Persuading patients to take insulin earlier in their disease could take some work, however. Some doctors now see a stigma surrounding the need for insulin - rather than needles, which have become much smaller and less painful - as a possible impediment to its acceptance by those with type 2 diabetes.
Patients may see insulin as an indication they are sicker than they perceive themselves to be, or associate it with a relative who got insulin late in the disease only to see their health deteriorate, doctors said.
"We need to do some education to convince people that insulin is a therapy like any other and it's very effective," said Dr. Elizabeth Seaquist, a member of the Endocrine Society who is in line to become a future ADA president.
The riskiness of the project and the number of years it will take to come to fruition is likely a reason Oramed's market value remains relatively small. The shares are trading for just over $6 and the CEO is the largest shareholder.

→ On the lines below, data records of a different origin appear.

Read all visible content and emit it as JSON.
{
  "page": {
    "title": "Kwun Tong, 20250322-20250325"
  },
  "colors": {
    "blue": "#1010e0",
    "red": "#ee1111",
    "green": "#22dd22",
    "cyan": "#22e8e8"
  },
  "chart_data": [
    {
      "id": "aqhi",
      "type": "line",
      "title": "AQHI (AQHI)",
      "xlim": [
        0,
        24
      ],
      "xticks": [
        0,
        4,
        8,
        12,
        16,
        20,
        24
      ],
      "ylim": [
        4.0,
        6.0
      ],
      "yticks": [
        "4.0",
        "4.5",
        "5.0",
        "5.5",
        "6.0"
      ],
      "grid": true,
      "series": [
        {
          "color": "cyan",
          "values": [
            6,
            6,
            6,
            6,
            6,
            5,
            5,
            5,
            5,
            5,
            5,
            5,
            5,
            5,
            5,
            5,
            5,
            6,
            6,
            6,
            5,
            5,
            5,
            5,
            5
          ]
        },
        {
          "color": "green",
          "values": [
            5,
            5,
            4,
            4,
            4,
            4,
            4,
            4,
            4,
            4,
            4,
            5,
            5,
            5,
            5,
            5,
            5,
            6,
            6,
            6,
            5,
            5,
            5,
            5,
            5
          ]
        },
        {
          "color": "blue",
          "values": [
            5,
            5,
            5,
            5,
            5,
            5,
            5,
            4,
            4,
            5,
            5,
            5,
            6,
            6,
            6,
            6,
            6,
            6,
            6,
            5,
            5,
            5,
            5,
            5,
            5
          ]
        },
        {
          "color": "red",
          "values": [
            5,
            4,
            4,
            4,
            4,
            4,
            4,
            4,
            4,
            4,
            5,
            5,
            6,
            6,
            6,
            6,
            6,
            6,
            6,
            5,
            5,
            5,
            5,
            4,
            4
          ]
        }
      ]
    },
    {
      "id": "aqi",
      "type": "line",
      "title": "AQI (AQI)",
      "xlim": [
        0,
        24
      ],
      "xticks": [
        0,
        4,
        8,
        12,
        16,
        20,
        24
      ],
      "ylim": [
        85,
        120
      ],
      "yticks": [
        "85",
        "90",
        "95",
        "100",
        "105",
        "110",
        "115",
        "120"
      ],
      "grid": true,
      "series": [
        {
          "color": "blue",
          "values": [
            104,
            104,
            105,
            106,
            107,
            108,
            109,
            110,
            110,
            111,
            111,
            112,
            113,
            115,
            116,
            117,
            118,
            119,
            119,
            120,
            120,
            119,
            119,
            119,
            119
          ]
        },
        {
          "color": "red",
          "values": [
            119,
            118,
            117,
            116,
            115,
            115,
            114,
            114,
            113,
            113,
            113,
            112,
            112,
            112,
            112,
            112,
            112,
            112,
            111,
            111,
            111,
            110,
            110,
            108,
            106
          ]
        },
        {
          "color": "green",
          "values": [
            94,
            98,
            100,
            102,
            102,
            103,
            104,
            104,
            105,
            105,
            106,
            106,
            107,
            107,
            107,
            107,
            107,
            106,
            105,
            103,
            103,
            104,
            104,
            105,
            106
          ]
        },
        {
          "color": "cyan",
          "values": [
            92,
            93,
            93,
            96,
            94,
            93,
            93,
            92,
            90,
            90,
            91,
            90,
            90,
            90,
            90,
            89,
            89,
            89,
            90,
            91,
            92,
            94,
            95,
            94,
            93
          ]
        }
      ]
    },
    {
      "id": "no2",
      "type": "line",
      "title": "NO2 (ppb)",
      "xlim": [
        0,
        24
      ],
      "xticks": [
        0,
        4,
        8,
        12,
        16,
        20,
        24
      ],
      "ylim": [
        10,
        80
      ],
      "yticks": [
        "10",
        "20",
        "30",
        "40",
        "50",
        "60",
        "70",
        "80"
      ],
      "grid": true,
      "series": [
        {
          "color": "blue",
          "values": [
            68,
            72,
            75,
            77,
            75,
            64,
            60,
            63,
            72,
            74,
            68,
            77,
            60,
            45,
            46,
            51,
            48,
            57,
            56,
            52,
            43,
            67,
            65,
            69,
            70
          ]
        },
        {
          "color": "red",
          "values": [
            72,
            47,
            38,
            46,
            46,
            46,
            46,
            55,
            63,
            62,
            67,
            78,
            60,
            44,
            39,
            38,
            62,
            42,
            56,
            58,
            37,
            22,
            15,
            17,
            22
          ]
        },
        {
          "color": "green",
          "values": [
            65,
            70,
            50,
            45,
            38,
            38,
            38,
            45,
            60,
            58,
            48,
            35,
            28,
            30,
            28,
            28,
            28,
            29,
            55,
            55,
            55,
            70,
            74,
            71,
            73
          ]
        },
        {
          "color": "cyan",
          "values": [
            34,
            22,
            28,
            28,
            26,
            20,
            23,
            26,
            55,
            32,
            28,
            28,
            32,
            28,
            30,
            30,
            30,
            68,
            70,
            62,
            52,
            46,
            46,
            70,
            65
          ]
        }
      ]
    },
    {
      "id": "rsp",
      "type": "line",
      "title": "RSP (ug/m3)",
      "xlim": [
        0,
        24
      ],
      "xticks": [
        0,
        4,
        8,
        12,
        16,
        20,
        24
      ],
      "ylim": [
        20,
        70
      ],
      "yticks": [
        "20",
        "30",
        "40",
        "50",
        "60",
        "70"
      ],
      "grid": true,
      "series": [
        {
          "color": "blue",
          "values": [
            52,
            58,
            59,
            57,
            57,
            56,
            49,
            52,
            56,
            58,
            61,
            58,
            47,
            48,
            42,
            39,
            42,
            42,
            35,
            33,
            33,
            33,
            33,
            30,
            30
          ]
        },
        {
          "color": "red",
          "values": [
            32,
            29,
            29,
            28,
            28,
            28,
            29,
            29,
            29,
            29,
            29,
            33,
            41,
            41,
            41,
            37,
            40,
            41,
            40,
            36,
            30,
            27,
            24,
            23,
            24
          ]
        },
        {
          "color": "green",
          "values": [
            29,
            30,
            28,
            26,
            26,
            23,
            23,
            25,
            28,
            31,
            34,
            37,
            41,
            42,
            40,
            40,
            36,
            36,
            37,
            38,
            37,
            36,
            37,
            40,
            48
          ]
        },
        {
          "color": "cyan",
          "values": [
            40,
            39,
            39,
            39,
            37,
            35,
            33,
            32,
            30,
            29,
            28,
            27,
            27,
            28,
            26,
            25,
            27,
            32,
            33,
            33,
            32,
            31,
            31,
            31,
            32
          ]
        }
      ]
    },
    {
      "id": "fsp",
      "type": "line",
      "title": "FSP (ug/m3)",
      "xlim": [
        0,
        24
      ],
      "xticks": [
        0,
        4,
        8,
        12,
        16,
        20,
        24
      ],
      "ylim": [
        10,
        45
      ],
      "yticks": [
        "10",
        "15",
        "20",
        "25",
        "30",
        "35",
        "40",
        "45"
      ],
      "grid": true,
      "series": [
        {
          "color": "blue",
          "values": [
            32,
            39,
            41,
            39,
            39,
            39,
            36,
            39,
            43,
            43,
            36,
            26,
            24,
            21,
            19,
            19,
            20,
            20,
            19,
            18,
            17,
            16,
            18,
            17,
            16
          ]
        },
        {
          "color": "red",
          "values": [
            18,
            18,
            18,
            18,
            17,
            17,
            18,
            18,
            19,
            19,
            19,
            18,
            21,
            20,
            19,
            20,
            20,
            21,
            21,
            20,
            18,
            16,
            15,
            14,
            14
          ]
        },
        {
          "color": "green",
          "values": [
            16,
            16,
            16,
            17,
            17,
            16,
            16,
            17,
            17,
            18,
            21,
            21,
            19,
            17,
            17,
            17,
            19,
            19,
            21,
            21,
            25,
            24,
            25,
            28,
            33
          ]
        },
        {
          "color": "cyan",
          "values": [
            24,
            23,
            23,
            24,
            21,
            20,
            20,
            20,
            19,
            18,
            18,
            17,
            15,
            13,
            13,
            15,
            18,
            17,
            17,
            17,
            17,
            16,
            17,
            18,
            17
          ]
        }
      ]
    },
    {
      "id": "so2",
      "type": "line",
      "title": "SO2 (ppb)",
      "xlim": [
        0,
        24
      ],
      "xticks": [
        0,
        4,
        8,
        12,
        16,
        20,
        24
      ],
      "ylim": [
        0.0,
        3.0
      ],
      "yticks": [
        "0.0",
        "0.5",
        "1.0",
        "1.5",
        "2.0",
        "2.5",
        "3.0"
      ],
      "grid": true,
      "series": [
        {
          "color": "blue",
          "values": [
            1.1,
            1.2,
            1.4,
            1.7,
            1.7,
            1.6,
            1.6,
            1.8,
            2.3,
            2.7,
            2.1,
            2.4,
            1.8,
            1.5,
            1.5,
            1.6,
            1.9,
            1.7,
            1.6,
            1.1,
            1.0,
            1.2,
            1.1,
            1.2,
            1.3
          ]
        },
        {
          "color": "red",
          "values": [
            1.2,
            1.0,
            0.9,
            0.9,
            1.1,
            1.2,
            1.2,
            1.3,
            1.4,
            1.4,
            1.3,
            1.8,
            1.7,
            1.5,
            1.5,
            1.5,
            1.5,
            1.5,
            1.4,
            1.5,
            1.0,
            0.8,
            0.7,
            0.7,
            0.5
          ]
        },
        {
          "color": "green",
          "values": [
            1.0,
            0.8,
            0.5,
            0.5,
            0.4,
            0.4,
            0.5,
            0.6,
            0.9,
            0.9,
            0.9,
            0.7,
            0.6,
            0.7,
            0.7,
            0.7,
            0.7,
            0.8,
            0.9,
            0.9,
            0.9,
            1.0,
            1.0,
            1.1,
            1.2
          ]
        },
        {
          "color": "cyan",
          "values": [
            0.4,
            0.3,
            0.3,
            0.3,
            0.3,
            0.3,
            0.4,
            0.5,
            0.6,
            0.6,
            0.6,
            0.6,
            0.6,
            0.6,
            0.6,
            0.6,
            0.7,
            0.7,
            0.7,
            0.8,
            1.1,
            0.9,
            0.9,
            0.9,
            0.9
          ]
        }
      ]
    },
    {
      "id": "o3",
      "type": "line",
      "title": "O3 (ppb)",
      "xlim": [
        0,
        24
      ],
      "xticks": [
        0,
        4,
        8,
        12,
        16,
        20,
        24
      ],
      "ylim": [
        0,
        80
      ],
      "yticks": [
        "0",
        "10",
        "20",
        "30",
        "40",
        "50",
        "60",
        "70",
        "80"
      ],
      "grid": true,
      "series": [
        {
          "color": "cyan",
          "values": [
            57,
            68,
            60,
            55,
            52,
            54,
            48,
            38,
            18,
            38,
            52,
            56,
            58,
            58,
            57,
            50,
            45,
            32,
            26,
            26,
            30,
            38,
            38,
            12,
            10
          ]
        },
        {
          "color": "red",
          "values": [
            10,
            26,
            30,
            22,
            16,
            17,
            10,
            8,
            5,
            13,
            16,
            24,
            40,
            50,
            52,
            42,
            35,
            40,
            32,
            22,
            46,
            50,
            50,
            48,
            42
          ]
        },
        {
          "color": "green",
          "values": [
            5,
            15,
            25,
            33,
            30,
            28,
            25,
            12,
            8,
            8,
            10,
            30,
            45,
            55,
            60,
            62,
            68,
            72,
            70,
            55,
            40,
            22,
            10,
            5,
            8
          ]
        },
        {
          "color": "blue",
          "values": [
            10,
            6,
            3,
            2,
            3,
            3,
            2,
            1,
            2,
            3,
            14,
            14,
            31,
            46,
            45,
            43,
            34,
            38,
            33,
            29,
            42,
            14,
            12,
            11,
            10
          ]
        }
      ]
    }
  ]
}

The company, which is also developing oral versions of other injectable drugs, plans to take its insulin through Phase II testing and then find a partner with deep pockets to conduct large, expensive Phase III trials and market the drug.
Kidron see no shortage of potential partners among Japanese drugmakers, U.S. companies with diabetes sales forces, or even Novo Nordisk - a scenario in which Goliath could simply buy David's slingshot.
"Novo is in a different league from anyone else out there," Kidron says with admiration. "I look up to them."